We are revisiting a topic that we touched long time back - color space. Many researchers have ABI SOLiD machines and they like to try out various new assembly programs like Trinity or Contrail. Do de Bruijn graph-based assemblers work on color space data? Do they need to be modified for Color space data?
The answers are ‘yes and no’, and let us explain why. Based on our articles on de Bruijn graphs, one can argue that the general description is applicable for any kind of text and does not need to be restricted to nucleotide sequences. There is one important difference though. In this article, we showed that each node is formed with a K-mer sequence and its reverse complement. Reverse complement of color space sequences is done differently from reverse complement of nucleotide sequences, as explained here.
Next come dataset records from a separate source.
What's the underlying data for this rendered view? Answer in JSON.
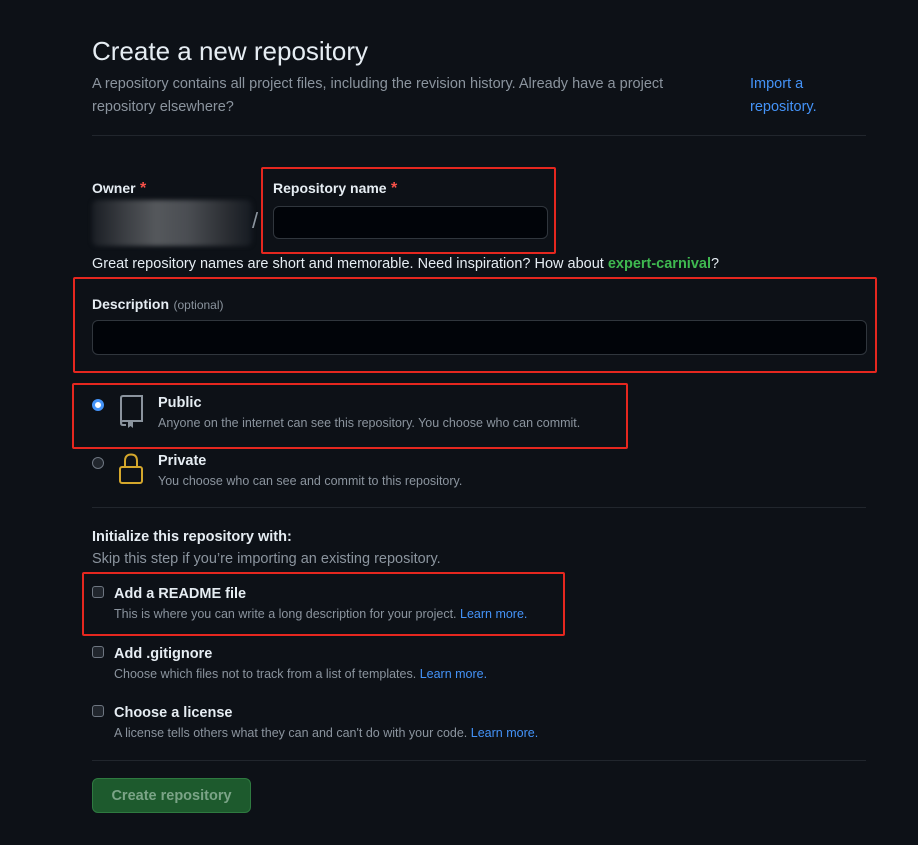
{
  "header": {
    "title": "Create a new repository",
    "subtitle": "A repository contains all project files, including the revision history. Already have a project repository elsewhere?",
    "import_link": "Import a repository."
  },
  "owner": {
    "label": "Owner",
    "required_mark": "*",
    "separator": "/"
  },
  "repo_name": {
    "label": "Repository name",
    "required_mark": "*",
    "value": ""
  },
  "name_hint": {
    "text": "Great repository names are short and memorable. Need inspiration? How about ",
    "suggestion": "expert-carnival",
    "suffix": "?"
  },
  "description": {
    "label": "Description",
    "optional": "(optional)",
    "value": ""
  },
  "visibility": {
    "selected": "public",
    "options": [
      {
        "title": "Public",
        "desc": "Anyone on the internet can see this repository. You choose who can commit.",
        "icon": "repo-book-icon"
      },
      {
        "title": "Private",
        "desc": "You choose who can see and commit to this repository.",
        "icon": "lock-icon"
      }
    ]
  },
  "init": {
    "title": "Initialize this repository with:",
    "subtitle": "Skip this step if you’re importing an existing repository.",
    "options": [
      {
        "title": "Add a README file",
        "desc": "This is where you can write a long description for your project. ",
        "learn": "Learn more.",
        "checked": false
      },
      {
        "title": "Add .gitignore",
        "desc": "Choose which files not to track from a list of templates. ",
        "learn": "Learn more.",
        "checked": false
      },
      {
        "title": "Choose a license",
        "desc": "A license tells others what they can and can't do with your code. ",
        "learn": "Learn more.",
        "checked": false
      }
    ]
  },
  "submit": {
    "label": "Create repository"
  },
  "colors": {
    "accent": "#4493f8",
    "danger": "#e5271f",
    "success": "#3fb950",
    "background": "#0d1117"
  }
}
To answer the original question, all assemblers can work on color space data after modification that correctly implements reverse complement rules for color space. In fact, the change needed in the original code is very minor. To learn how the modification is done, please take a look at the code of Velvet assembler, which works for both nucleotide and color space data. Inside various C files within ‘src’ directory of Velvet, search for “ifdef COLOR” or “ifndef COLOR” blocks. That is where the modification for color space is done.
Some people mistakenly assume that if they rewrite their SOLiD data in pseudo- nucleotide space, all programs written for nucleotide data will magically work. That is wrong, because pseudo-nucleotide conversion merely replaces 0,1,2,3 by ATGC, but it does not change how reverse complementing is done for the sequences. Reverse complementing of pseudo-nucleotide SOLiD data is not done in the same way as reverse complementing of true nucleotide sequences. That is why the assemblers will not work out of the box.